My personal experience with Renaissance Faires is limited.  As in, Spokane made three total.  However I feel completely qualified to assert that a more picturesque location than that of the Spokane Faire could scarce be found.  Steep rolling mountainsides clad in dark green firs and brilliant gold and red autumn foliage surround an idyllic little valley, where the Faire sets up camp in a wide meadow.  There is no running water, no electricity.  Just birds singing and people laughing (in English accents, of course) and the scent of horses and pine trees.  It’s pretty perfect, yeah.

We were quickly given our assignment for the day: manage all four of their stages for the duration of the day.  That meant making sure that none of the performers were double-booked, that they all were present and prepared ten minutes before they went on, and that they were all kept in high medieval spirits.

Easy enough.

That was before all the inevitable plot twists occurred, however.  We soon found ourselves faced with underage performers who weren’t sure they could/should perform in the tavern, Magicians who… didn’t appear… belly dancers in need of electricity, and disgruntled gypsies in need of pacification (and may I just say, you have not properly understood the word disgruntled until you are face to face with it in all of it’s dramatic, jingling, flashing, colorful gypsy brilliance.)

And that was all before noon, the first day.

We spent the two days of the Faire learning alongside our performers about stage management.  We ran up the steep hill to the tavern and back down countless times (and not for the ale), swapped performers and adjusted schedules and held a hundred hasty conferences.  We grew sun burnt and footsore, gobbled delicious scones and assisted bee-stung children, and spent hours laughing at the marvelous wit of comedy troupes, being astounded by fire-dancers, and relaxing to the beauty of medieval choral singing.  We saw live mounted knights joust in full armor unhorse one another, were treated to marvelous Celtic music, and enjoyed truly excellent ad-lib acting all throughout the Faire.

All this, while making new friends, exploring the Faire during our breaks, reveling in the lively atmosphere, and being treated with appreciation and respect by the people we’d come to work with.

The feeling of enjoyment and camaraderie which we experienced throughout the weekend among the cast and crew culminated with an end of Faire gathering up in the Tavern on the hill, with wild Celtic music, dancing, drinking, and laughter!  The Directors thanked their cast and crew and entertainers profusely, and there was time for anyone who wished to share their best memories of the weekend—which finally had to be cut off after a half hour because, well, we just all had SO MANY good memories!

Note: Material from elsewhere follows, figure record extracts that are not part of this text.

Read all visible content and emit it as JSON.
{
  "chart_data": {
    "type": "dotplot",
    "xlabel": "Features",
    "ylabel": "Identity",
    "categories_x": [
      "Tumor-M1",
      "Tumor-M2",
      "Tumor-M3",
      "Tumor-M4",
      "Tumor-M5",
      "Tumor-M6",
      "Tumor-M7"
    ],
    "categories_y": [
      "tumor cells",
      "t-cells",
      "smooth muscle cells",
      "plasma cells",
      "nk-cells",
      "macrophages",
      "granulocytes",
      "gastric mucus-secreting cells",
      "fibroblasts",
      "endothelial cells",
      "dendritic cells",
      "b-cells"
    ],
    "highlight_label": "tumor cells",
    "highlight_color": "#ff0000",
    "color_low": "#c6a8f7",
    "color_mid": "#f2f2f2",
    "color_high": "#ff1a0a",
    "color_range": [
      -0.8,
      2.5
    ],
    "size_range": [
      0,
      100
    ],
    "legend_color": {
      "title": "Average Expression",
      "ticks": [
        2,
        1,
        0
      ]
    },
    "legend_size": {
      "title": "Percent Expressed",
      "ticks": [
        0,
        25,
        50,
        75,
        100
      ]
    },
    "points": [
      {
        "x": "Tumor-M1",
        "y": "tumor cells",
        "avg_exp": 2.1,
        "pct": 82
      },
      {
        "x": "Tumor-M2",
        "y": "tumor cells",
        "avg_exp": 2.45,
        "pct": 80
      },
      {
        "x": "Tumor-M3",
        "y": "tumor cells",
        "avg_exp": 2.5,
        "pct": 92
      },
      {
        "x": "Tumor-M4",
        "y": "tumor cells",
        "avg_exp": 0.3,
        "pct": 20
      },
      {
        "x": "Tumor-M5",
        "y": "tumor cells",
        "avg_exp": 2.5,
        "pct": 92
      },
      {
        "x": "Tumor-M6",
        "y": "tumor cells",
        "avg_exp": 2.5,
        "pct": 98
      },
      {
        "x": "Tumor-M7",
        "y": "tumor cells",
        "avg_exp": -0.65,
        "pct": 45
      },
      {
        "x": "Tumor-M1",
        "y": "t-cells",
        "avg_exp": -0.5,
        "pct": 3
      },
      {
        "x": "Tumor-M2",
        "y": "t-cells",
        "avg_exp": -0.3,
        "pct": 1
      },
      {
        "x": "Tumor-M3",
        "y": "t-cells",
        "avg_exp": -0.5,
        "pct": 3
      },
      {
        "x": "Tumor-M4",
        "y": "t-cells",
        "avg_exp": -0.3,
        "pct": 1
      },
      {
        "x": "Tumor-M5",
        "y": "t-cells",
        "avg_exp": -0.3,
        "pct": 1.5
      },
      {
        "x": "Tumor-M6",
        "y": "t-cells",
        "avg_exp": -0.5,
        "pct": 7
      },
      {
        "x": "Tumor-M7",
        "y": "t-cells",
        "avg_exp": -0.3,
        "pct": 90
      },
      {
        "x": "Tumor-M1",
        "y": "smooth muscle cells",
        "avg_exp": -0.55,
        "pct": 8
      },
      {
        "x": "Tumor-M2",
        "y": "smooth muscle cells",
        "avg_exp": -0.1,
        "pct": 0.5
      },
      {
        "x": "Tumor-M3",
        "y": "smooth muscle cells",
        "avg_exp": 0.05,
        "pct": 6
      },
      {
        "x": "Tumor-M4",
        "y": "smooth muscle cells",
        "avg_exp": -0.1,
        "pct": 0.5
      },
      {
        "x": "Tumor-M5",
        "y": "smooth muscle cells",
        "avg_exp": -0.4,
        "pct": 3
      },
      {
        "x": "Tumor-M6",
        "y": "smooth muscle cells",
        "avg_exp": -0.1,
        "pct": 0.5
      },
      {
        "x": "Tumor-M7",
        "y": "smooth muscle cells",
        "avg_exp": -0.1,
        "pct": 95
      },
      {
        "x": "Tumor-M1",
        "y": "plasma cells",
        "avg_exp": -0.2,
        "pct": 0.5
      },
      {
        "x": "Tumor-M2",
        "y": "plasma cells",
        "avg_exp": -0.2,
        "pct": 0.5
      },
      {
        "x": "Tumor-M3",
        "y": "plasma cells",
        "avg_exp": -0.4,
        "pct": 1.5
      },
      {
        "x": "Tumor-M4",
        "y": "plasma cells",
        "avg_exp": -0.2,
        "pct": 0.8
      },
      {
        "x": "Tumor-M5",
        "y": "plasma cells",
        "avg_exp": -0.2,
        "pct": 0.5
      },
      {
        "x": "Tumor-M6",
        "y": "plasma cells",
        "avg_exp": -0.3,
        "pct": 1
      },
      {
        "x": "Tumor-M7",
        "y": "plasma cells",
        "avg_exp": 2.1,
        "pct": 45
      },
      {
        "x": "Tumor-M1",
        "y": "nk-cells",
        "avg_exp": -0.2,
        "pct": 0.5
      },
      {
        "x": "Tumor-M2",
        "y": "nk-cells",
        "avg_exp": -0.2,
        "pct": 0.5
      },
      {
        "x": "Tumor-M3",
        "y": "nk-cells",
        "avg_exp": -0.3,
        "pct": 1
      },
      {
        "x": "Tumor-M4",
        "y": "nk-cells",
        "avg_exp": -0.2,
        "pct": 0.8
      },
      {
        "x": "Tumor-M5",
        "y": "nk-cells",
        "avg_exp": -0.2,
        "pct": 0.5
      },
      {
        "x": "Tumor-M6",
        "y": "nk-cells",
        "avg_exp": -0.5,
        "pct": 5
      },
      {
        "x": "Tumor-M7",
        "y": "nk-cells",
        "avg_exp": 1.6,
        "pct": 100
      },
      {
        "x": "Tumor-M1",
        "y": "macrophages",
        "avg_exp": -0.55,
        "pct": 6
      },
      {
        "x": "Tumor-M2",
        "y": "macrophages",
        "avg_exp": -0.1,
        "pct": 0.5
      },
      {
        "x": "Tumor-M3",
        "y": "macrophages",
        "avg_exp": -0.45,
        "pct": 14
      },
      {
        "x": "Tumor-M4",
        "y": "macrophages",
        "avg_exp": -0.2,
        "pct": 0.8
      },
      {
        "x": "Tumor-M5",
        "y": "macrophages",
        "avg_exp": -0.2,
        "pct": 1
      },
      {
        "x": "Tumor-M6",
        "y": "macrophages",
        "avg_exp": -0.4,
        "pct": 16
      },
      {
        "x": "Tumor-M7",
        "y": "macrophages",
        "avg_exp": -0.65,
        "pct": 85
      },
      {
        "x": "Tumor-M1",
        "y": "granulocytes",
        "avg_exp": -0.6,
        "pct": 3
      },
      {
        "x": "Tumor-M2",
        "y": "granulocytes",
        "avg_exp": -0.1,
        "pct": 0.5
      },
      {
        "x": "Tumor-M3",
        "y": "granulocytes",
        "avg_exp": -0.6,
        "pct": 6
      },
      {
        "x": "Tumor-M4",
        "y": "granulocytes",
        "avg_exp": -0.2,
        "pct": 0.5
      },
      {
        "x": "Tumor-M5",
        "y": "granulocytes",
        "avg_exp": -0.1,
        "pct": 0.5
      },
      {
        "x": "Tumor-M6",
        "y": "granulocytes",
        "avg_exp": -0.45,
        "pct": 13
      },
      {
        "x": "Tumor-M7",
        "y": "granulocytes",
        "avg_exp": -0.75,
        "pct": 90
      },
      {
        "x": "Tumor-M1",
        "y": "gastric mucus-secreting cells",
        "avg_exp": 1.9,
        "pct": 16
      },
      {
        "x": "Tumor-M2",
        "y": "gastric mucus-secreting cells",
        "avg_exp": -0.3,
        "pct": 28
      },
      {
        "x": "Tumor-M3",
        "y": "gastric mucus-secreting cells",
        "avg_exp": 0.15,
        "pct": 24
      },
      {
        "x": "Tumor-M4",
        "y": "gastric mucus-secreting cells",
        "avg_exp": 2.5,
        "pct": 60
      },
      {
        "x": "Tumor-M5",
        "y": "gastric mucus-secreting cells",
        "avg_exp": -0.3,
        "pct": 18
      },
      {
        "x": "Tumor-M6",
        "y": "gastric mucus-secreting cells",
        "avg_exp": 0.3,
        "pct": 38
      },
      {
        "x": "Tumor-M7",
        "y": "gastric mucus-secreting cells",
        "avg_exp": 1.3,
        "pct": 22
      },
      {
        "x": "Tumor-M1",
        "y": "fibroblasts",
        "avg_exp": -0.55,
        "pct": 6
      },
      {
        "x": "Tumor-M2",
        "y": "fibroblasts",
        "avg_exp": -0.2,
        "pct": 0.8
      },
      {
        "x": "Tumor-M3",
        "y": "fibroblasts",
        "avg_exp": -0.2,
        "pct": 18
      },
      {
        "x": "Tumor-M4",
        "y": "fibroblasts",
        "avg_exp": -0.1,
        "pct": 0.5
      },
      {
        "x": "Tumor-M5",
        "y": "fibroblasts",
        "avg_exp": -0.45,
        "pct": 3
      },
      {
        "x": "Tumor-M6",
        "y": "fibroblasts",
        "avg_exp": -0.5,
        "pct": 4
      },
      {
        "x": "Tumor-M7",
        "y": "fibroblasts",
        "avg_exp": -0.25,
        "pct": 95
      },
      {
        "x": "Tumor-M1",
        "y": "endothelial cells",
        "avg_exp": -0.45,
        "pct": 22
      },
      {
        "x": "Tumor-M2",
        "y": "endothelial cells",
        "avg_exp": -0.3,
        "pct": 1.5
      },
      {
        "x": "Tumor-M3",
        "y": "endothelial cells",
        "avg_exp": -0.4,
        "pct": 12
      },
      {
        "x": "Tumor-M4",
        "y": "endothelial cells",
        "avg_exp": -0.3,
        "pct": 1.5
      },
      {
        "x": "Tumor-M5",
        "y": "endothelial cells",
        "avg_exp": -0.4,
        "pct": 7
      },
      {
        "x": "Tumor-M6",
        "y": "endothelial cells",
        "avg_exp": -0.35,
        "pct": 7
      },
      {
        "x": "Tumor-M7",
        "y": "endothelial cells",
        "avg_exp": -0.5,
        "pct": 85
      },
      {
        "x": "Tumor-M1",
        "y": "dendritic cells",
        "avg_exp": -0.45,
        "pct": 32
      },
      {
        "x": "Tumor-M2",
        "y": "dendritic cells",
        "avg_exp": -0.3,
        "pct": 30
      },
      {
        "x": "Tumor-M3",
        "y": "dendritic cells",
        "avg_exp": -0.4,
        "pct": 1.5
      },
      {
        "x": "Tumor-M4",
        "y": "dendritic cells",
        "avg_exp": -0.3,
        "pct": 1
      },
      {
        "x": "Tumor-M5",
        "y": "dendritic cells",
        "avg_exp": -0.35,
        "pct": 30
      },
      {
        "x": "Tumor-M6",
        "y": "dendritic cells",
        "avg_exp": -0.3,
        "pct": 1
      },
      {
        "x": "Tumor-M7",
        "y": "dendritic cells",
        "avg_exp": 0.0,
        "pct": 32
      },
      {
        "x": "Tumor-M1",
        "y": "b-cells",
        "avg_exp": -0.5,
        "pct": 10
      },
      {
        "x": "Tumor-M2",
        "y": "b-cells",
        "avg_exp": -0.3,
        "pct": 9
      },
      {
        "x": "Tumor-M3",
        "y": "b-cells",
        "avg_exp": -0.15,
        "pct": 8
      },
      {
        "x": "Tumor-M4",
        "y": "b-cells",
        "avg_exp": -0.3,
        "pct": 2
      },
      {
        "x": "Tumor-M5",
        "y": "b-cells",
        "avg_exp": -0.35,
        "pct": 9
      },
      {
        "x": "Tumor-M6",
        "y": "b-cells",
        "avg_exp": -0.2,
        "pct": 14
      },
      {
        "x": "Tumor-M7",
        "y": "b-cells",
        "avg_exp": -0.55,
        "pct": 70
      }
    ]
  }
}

For myself, it was the most positive, truly inspiring Faire experience I’ve yet had.  Our group was treated with such hospitality and generosity that it’s hard to overstate it.  The Faire is relatively small and new, but it has wonderful atmosphere, excellent variety of entertainment and merchants/vendors, and the crew really seemed to pull together and have fun, and that is what makes a Renn Faire wonderful for the patrons!

Most of all, our little group of six had an opportunity to work together, and to walk away from it feeling we had learned, we’d grown, we’d done our job well, and we knew each other and liked each other even more!

We were invited to come back and do it again this coming Fall, and I wouldn’t miss it for the world!